Determine how far from the average the data is.
What are range, variance, and standard deviation?
- Range is the difference between the largest and the smallest number
- variance is variability is how numbers are distributed across the set of data
- standard deviation is average distance of each score from the mean score
What is skew and what causes it?
Skew is the amount of distribution shifted to the right or left of the histogram. uh. It is caused by shitty data. [more precisely, a few extremely high or low scores that greatly affect the mean]
What is kurtosis and what causes it?
The degree to which scores are clustered together or spread out. It is caused by something..[More precisely, kurtosis is caused by too much or not enough variation in the scores].
What is positive skew?
A few high scores make the mean unrealistically high.
What is negative skew?
A few very low scores make the mean unrealistically low.
What is a platykurtosis?
A histogram that looks flat.
The scores are very spread out.
What is leptokurtosis?
The histogram looks peaked.
Scores are too tightly clustered together in the center.

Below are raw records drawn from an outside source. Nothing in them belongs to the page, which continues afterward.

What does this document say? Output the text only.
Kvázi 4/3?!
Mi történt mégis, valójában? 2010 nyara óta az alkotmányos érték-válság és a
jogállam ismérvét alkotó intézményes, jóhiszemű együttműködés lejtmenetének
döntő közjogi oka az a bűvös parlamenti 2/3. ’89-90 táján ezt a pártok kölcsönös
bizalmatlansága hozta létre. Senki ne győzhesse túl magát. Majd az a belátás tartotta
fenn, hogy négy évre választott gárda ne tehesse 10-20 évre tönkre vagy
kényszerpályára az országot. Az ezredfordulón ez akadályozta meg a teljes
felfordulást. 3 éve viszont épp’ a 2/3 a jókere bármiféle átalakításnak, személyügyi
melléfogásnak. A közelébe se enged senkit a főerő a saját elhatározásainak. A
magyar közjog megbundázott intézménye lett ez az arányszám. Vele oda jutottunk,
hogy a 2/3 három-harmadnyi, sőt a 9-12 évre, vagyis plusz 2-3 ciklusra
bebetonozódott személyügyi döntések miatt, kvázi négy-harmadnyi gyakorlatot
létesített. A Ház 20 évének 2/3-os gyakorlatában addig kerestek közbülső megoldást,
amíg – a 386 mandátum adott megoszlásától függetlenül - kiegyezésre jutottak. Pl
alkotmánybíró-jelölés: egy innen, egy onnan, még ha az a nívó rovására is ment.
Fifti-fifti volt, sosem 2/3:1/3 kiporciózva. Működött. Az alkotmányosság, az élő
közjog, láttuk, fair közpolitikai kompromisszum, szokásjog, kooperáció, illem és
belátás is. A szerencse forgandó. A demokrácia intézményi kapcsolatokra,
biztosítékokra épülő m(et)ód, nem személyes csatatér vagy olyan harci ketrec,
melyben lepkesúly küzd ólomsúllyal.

If you line up scores from lowest to highest, what is the score in the middle?
The Median
What statistic adds together all of the scores and divides by the number of scores?

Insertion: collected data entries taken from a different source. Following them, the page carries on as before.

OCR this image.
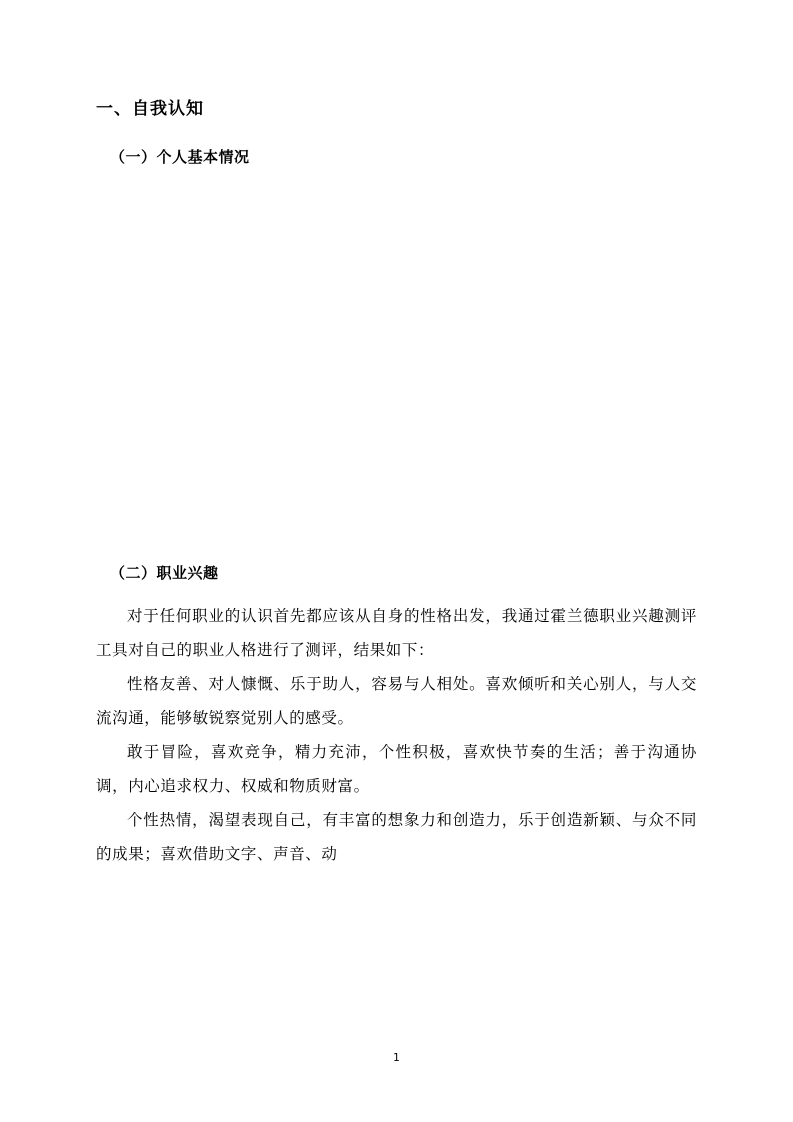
一、自我认知
（一）个人基本情况
（二）职业兴趣

对于任何职业的认识首先都应该从自身的性格出发，我通过霍兰德职业兴趣测评工具对自己的职业人格进行了测评，结果如下：

性格友善、对人慷慨、乐于助人，容易与人相处。喜欢倾听和关心别人，与人交流沟通，能够敏锐察觉别人的感受。

敢于冒险，喜欢竞争，精力充沛，个性积极，喜欢快节奏的生活；善于沟通协调，内心追求权力、权威和物质财富。

个性热情，渴望表现自己，有丰富的想象力和创造力，乐于创造新颖、与众不同的成果；喜欢借助文字、声音、动

1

What is the most frequently occuring score in the data called?
The Mode
Which measure of central tendency is the most sensitive to the influence of extreme scores (really high or low)?
The Mean
Extreme scores (outliers) can throw it way off what is really typical in the data.
What measure of central tendency should be used if you have skewed data?
The Median
It’s somewhere between the mean and the mode, which makes it the safest bet. It will be the most representative of what’s truly typical in the data (ex: house prices in a neighborhood, salaries in an organization, exam scores in college)